Ce 5è volume clôt cette récente réédition intégrale, en noir et blanc, des aventures de Jerry Spring dessinées par le belge Jijé (JG, Joseph Gillain), auteur majeur de la BD franco-belge et pilier de l'hebdomadaire "Spirou" pendant des lustres.
Comme les tomes précédents, des notes introductives resituent les oeuvres dans leur période et leur environnement, ainsi que dans la vie de l'artiste.

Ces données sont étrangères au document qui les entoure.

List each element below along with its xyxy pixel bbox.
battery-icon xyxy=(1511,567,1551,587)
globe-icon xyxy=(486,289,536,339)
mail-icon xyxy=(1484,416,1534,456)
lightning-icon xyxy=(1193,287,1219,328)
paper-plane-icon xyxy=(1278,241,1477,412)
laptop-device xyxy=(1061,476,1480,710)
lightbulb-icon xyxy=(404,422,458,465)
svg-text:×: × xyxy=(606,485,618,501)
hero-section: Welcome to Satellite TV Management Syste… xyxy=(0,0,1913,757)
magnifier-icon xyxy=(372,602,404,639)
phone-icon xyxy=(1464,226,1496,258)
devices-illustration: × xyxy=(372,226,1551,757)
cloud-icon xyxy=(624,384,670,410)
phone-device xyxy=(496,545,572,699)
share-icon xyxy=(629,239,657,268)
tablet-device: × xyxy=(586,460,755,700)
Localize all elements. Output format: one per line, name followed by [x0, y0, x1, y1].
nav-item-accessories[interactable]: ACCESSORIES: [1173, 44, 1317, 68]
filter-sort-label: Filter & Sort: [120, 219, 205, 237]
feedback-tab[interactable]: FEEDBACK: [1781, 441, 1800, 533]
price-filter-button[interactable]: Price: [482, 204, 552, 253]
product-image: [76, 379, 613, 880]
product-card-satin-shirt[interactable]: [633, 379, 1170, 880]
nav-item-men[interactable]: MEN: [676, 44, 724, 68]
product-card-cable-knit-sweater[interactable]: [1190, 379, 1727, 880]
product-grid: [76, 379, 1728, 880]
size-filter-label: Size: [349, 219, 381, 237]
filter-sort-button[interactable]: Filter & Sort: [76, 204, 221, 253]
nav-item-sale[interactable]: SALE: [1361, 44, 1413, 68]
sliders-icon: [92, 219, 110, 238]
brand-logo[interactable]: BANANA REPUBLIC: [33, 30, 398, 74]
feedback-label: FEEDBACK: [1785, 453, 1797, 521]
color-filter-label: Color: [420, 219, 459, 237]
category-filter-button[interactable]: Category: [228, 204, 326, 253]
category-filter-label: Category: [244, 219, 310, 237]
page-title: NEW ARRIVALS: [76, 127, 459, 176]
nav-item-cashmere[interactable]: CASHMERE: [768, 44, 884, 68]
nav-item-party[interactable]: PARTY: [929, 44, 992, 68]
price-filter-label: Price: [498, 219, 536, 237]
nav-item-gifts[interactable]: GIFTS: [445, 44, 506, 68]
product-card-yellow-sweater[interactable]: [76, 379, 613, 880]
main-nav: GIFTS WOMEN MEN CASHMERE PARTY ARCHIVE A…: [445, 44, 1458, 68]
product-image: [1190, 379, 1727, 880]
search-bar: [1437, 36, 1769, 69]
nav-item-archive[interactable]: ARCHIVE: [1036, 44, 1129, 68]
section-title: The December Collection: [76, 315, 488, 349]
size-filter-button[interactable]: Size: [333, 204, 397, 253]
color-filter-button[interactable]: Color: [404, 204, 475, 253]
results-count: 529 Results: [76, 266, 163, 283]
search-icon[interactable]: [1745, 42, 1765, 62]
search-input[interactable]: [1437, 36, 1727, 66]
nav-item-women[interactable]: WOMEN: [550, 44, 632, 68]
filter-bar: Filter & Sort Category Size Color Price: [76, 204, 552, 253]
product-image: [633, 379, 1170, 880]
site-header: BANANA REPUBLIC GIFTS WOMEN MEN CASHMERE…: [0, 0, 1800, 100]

Cinq aventures sont proposées, les deux premières, datées de 1966 et 1967, suivent sans accroc la publication des précédentes dans "Spirou", tandis que les 3 dernières ont été publiées dans ce magazine entre 1974 et 1977.
En effet, Jijé s'est entretemps fâché avec son éditeur Dupuis qui ne voulait plus donner à Jerry Spring, après la parution des planches dans "Spirou" chaque semaine, une publication en album cartonné comme pour les séries "de marque" du journal. Les ventes de Jerry Spring s'étaient en effet fortement réduites à l'approche de la moitié des années 1960, après une quinzaine d'aventures conformes à la tradition du Western classique, un univers trop "plan-plan" depuis l'arrivée du Western "spaghetti" et dans le contexte généralement agité des années 1960.
Ainsi, pendant que certains de la deuxième génération de ses élèves ou assistants devenaient stars artistiques et commerciales de la BD, ou s'apprêtaient à le devenir, tels que Gir (Blueberry), Mézières (Valérian et Laureline), Derib (Buddy Longway), l'étoile du maître était au plus pâle, le contraignant à divers projets de commande (Tanguy et Laverdure) ou avortés.
'Jerry contre KKK' (1966), scénarisé par Jacques Lob, est une tentative sympathique de faire écho à la lutte des Afro-Américains pour les droits civils. 'Le Duel' (1966-1967), dans lequel il y a beaucoup d'action selon les canons du Western "classique" (siège d'un fortin par les Indiens etc.), est aussi une façon pour Jijé et Lob d'aborder la question du racisme et de la xénophobie mais avec une idée déjà vue.
Avec son retour en grâce auprès de la maison Dupuis au mitan des années 1970 et, a fortiori, l'admiration tapageuse d'une nouvelle génération de dessinateurs en vue (Chaland, Cornillon et Clerc notamment), Jerry Spring revient dans les pages de "Spirou" (en supplément grand format, noir et blanc) puis en beaux albums, avec des scénarios du fils de Jijé, Philippe Gillain, dit Philip.
Le trait du dessinateur se fait plus noir, plus hachuré aussi (notamment pour les joues des protagonistes, qui perdent le goût du rasoir !), tandis que le découpage des pages se libère du gaufrier de papa. Mais, si Jijé reste le maître incontesté du dessin qu'il a été, les histoires reviennent à un certain classicisme, voire à des situations déjà vues dans les albums précédents (ranch convoité par des bandits, traversée du désert, enfermement dans une mine, chute dans un arroyo ou creek, personnage accusé à tort etc.) qui ne rendent pas justice à l'actualité du personnage de Jerry Spring.
Spring est initialement un fils de bonne famille de l'Est des Etats-Unis. Attiré par l'Ouest, il y devient Deputy US Marshall. Quant à son fidèle compagnon d'aventures, Pancho, dès le début de 'Trafic d'Armes', il possède un ranch avec son frère au Mexique. A la fin de 'La Route de Coronado', les deux héros récupèrent leur part d'un ancien trésor espagnol qui doit leur permettre aisément de s'installer chacun dans leur propre ranch. Ils en reparlent dans l'aventure suivante, 'El Zopilote'. De fait, au début de 'Pancho Hors-la-loi', Spring semble être propriétaire d'un ranch, et employeur d'au moins un salarié, un palefrenier, le vieux Sam. Il démissionne facilement de son poste d'U.S. Marshall (il a pris du galon !) dans l'épisode suivant, 'Le Loup Solitaire'. Mais tant Spring que Pancho, continuent sans cesse d'évoquer l'achat d'un ranch, d'abord en Californie (Pancho dans 'La Route du Coronado'), puis au Mexique ('La Fille du Canyon') ! En fait, ils restent, selon la volonté de Jijé, deux aventuriers dans l'âme et sans attache. Les élèves de Jijé, notamment Derib pour Buddy Longway, mais aussi Gir pour Blueberry et Mézières pour Valérian et Laureline, prendront une autre voie pour leurs personnages, avec raison.